| Users / Requests | Synchronous Communication | Asynchronous Communication |
|---|---|---|
| 100 users | Direct request-response calls work well; low latency; simple error handling | Message queues lightly used; delays minimal; easy to manage |
| 10,000 users | Increased latency; some request timeouts; servers start to block waiting for responses | Message queues handle bursts; decoupling improves resilience; some message backlog possible |
| 1 million users | High latency; many blocked threads; servers overwhelmed; cascading failures possible | Queues scale with partitions; consumers scale horizontally; eventual consistency accepted; better fault tolerance |
| 100 million users | System likely fails; synchronous calls cause bottlenecks; scaling very costly | Distributed queues with sharding; multiple consumer groups; complex monitoring; high throughput achievable |
Synchronous vs asynchronous communication in Microservices - Scaling Approaches Compared
In synchronous communication, the first bottleneck is the application server's thread pool and CPU waiting on remote calls, causing blocked resources and increased latency.
In asynchronous communication, the bottleneck shifts to the message broker's throughput and storage capacity, as it must handle high message volumes reliably.
- Synchronous: Use load balancers and horizontal scaling of services to increase concurrent handling; implement timeouts and retries; introduce caching to reduce calls.

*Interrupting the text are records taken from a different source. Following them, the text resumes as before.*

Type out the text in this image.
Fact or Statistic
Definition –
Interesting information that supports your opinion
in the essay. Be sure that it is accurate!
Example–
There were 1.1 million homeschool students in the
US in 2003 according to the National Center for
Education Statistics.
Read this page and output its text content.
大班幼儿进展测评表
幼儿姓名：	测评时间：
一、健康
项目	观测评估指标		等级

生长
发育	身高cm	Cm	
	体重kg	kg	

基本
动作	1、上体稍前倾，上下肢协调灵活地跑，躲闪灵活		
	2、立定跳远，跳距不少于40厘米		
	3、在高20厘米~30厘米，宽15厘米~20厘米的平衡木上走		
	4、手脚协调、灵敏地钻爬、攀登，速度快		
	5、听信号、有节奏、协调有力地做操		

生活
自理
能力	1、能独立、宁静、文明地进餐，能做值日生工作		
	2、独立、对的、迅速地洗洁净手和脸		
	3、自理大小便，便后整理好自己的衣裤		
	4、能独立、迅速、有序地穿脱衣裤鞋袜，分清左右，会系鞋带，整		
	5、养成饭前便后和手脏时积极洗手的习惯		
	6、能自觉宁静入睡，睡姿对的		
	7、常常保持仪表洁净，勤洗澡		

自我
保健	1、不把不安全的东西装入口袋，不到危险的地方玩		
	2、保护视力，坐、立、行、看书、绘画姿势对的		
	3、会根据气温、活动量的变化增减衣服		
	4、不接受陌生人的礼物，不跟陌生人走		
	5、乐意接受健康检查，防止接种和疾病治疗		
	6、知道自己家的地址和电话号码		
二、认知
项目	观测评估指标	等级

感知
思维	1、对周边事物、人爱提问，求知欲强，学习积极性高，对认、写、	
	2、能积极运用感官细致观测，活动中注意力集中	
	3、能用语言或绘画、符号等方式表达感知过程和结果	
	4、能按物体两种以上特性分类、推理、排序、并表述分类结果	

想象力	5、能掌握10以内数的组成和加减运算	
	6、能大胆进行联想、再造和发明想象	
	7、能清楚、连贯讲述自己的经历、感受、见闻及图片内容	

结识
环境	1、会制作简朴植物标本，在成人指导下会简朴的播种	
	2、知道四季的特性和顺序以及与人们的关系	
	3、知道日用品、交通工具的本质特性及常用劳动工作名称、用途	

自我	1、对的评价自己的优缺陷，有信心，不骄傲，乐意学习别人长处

- Asynchronous: Scale message brokers horizontally with partitioning and replication; add more consumers to process queues in parallel; use backpressure and rate limiting; implement dead-letter queues for failures.
- For both, use circuit breakers to prevent cascading failures and improve system resilience.
Assuming 1 million users generating 10 requests per second:
- Total requests: 10 million requests/sec.
- Synchronous servers: Each server handles ~3000 concurrent requests; need ~3300 servers to handle load.
- Message broker: Needs to handle 10 million messages/sec; a single Kafka cluster can handle ~1 million messages/sec, so at least 10 clusters or partitions needed.
- Storage: Message retention for 24 hours at 1 KB per message = ~864 GB storage.
- Network bandwidth: 10 million requests/sec * 1 KB = ~10 GB/s (~80 Gbps), requiring high network capacity.
Start by defining synchronous and asynchronous communication clearly. Discuss pros and cons related to latency, coupling, and fault tolerance. Identify bottlenecks at different scales. Propose scaling strategies specific to each mode. Use real numbers to justify your approach. Show understanding of trade-offs and system resilience.
Your database handles 1000 QPS. Traffic grows 10x. What do you do first?
Answer: Introduce caching and read replicas to reduce load on the database. If still insufficient, consider sharding the database to distribute data and queries across multiple instances.